The Arizona State Veteran Home violated 10 state and federal licensing standards when its staff discharged a patient who could not care for himself, ignored resident complaints, rigged a woman's call light so it wouldn't work and prevented residents from leaving the grounds without an escort, state health inspectors have ruled.
In a complaint investigation released Monday, the state Department of Health Services also cited the beleaguered state-run nursing home for being so short-staffed that practical nurses were put in charge in violation of state licensing and nursing board rules.
The findings were part of a weeklong investigation launched late last month after surveyors declared the facility's residents in immediate jeopardy, the second time in just over a year that the Phoenix nursing home has received the worst possible designation.
A companion federal survey has not yet been released, but the home for military veterans will be cited with 10 federal violations and could lose its ability to admit new Medicare patients. That restriction has been imposed three times in the past 18 months.
The nursing home has 10 days to respond with a plan to correct the problems or dispute any findings.
Dave Hampton, a spokesman for the state Department of Veterans' Services, which oversees the home, said the agency will appeal some of the citations, including claims that licensed practical nurses were overstepping their authority and circumstances surrounding the discharge of a disoriented, diabetic man without medication or home health services.
"There are some things we do not agree with on the discharge," Hampton said.
But state health officials say the facility's chronic problems - even after a legislative task force, a gubernatorial inquiry, top-level firings and resignations, and more than $3 million in additional state funds - could lead the federal Centers for Medicare and Medicaid Services to terminate the home's contract or bring in temporary management.
Hoping to avoid those sanctions, Gov. Janet Napolitano's office has put together a coalition of state and federal agency officials to figure out what's wrong at the veterans home and fix it.
"There are certainly enough serious issues that keep coming up," said Sylvia Balistreri, program manager for long-term care licensing. "That's why we've set up this task force."
At the same time, a key state lawmaker is gathering information to determine whether to reopen legislative hearings.
Rep.
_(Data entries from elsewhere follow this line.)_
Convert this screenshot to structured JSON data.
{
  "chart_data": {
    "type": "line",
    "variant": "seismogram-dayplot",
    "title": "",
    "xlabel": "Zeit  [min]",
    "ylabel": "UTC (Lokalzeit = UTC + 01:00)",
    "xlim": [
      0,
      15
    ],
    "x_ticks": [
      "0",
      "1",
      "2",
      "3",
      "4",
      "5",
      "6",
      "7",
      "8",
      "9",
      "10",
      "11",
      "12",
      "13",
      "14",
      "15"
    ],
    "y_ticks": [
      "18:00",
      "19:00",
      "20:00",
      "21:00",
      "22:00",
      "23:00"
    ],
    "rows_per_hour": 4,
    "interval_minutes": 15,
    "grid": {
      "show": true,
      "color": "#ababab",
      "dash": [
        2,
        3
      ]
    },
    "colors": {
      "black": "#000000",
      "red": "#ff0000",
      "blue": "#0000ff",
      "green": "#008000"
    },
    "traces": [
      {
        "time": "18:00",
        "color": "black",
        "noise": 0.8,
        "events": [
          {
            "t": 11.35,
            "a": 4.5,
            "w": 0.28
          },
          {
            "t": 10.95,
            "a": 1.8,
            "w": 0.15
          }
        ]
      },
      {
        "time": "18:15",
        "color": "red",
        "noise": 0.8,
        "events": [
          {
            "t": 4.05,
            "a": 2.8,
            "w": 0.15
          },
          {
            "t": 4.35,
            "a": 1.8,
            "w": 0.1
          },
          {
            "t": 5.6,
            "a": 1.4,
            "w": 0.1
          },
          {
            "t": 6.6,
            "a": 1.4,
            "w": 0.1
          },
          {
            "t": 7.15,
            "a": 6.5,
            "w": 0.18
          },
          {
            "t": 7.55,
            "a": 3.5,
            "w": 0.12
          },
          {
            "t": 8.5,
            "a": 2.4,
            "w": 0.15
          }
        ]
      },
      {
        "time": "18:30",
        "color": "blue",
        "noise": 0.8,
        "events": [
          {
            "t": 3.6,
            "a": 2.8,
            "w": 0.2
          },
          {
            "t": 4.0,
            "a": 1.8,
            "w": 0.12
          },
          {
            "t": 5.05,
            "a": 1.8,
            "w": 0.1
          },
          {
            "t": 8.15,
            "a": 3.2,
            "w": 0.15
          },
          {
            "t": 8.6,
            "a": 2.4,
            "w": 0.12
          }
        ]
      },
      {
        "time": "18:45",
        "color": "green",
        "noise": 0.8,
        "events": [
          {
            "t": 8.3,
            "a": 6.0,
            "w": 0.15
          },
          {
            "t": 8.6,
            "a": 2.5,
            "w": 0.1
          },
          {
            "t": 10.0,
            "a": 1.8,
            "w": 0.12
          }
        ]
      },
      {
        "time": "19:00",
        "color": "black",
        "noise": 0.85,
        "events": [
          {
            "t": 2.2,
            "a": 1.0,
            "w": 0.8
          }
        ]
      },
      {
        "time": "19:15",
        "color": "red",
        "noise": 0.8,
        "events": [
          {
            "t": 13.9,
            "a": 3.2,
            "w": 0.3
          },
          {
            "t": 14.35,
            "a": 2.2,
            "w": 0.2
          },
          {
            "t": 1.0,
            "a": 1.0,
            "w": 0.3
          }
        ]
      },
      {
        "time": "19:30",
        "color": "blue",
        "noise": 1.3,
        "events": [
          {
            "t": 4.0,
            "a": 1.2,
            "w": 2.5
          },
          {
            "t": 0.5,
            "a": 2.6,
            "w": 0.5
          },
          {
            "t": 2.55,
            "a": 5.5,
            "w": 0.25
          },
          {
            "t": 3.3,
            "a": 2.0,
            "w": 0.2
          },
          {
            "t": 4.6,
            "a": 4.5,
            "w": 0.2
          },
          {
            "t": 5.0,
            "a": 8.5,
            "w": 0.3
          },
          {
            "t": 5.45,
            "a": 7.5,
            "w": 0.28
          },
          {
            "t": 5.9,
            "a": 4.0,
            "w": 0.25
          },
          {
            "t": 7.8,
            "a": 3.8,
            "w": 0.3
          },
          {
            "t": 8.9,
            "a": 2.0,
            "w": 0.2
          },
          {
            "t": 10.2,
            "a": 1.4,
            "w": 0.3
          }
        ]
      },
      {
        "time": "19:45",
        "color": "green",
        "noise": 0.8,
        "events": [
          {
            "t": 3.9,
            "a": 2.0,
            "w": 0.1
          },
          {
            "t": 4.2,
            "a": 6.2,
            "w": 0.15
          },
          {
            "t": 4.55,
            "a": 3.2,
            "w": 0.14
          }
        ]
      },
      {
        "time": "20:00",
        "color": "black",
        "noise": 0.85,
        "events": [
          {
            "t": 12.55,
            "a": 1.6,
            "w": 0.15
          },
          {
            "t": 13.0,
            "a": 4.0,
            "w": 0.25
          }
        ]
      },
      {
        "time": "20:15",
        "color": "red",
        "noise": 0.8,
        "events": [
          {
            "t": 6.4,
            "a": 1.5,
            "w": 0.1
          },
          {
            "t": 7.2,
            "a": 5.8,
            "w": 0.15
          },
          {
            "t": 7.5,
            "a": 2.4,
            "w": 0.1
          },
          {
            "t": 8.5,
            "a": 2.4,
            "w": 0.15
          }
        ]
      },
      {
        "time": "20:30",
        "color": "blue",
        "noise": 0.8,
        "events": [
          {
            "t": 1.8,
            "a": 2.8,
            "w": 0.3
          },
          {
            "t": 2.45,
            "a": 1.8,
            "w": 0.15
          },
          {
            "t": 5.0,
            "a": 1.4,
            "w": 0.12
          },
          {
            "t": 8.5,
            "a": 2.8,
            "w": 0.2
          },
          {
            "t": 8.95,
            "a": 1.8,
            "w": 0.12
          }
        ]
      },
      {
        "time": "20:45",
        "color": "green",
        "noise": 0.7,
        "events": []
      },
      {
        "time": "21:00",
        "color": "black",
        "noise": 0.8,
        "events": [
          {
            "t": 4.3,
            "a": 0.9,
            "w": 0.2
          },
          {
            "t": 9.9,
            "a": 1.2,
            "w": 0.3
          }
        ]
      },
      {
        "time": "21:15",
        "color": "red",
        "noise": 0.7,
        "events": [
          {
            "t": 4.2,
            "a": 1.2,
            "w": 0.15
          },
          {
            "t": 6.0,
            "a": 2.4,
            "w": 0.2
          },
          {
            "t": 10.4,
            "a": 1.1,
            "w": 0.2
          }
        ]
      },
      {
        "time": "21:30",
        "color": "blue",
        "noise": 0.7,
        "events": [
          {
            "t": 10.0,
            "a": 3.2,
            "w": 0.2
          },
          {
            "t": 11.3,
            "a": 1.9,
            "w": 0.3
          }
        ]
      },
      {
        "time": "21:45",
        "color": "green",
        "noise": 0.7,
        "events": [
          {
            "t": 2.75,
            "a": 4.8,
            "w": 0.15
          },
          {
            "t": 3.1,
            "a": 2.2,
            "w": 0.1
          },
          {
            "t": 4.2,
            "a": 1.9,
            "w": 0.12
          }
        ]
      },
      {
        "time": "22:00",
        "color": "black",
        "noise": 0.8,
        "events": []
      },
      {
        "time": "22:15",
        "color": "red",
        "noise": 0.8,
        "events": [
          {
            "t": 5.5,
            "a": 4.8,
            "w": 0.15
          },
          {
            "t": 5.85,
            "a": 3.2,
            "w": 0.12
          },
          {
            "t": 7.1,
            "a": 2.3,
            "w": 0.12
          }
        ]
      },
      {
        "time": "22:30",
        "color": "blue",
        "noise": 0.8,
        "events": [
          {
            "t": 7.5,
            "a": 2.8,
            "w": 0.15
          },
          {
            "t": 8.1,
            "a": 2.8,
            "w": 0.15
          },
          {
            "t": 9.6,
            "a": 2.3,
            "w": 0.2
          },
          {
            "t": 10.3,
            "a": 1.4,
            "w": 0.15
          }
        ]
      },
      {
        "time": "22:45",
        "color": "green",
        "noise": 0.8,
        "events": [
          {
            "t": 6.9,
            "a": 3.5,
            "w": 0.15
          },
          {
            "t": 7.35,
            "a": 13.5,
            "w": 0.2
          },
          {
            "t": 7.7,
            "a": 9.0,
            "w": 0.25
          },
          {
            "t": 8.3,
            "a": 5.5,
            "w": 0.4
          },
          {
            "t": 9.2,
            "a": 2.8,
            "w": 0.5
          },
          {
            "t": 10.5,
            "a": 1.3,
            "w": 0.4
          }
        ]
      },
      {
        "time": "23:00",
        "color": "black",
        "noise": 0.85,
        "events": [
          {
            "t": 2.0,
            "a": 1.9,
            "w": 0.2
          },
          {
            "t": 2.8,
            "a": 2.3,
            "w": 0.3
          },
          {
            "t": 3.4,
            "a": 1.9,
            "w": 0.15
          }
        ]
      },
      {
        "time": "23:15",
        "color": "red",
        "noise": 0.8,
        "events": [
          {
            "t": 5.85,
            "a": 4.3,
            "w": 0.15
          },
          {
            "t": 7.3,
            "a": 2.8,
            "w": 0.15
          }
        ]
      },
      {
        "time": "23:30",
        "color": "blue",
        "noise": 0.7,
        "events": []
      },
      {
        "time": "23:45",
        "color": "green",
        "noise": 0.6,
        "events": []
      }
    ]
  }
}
John Nelson, R-Phoenix, led hearings in March 2007 after a scathing survey that included allegations of resident abuse and neglect.
"It bothers the living daylights out of me. ... To me it looks like we're almost going back to what we had a year ago," said Nelson, a veteran.
"The commitments that were made are not being fulfilled," he said. "I'm going to watch this thing very closely."
After the 2007 inspection, the home was hit with more than $20,000 in state and federal fines. Lawmakers gave the department $6.1 million over two years to make improvements.
But problems persisted, and inspectors responding to a complaint last fall found improper care for bedsores and poor supervision for residents at risk of falls that led to a broken hip and other injuries.
Federal health officials pulled the 200-bed home's ability to accept new patients for about three weeks, until inspectors declared the facility in compliance in mid-January.
Then in March the facility received 24 citations, including neglect, after a resident in an electric wheelchair sheared off three of his toes. That led to another denial of new admissions for two weeks in May and a federal fine of $3,250.
The latest survey followed the May 15 discharge of a veteran who was eager to go home but, according to the report, was unable to care for himself and was described by staff as "disoriented" and "confused" the day he was driven home.
The physician who approved his discharge did not include orders for medication or home health care services, even though the man was taking medicine for four separate conditions, including diabetes, high blood pressure and anxiety. Staff members said he wouldn't have know how or when to take them.
In addition to diabetes and a brain injury, the man suffered from post-traumatic stress disorder and was a heavy drinker, the report said.
Two home health care agencies refused to care for him, but a social worker sent him home anyway. She then called the state's Adult Protective Services to check on the man, and they in turn notified state health inspectors.
The social worker has been fired, but no other disciplinary action has been taken, Hampton said.
The home has also been cited for violating residents' rights by banning them from going outside without an escort. The policy followed the incident with the man in the electric wheelchair.
"One resident described it as making him feel like a facility 'POW,' and others likened it to being 'in jail,' " the report said.
"It's not the right thing to be punishing the residents," Balistreri said. "I think what they did was they overreacted."
The report also cited the home for ignoring complaints brought by the residents' council regarding call lights not being answered at night and for not immediately reporting a call light that was "purposefully rigged" not to work.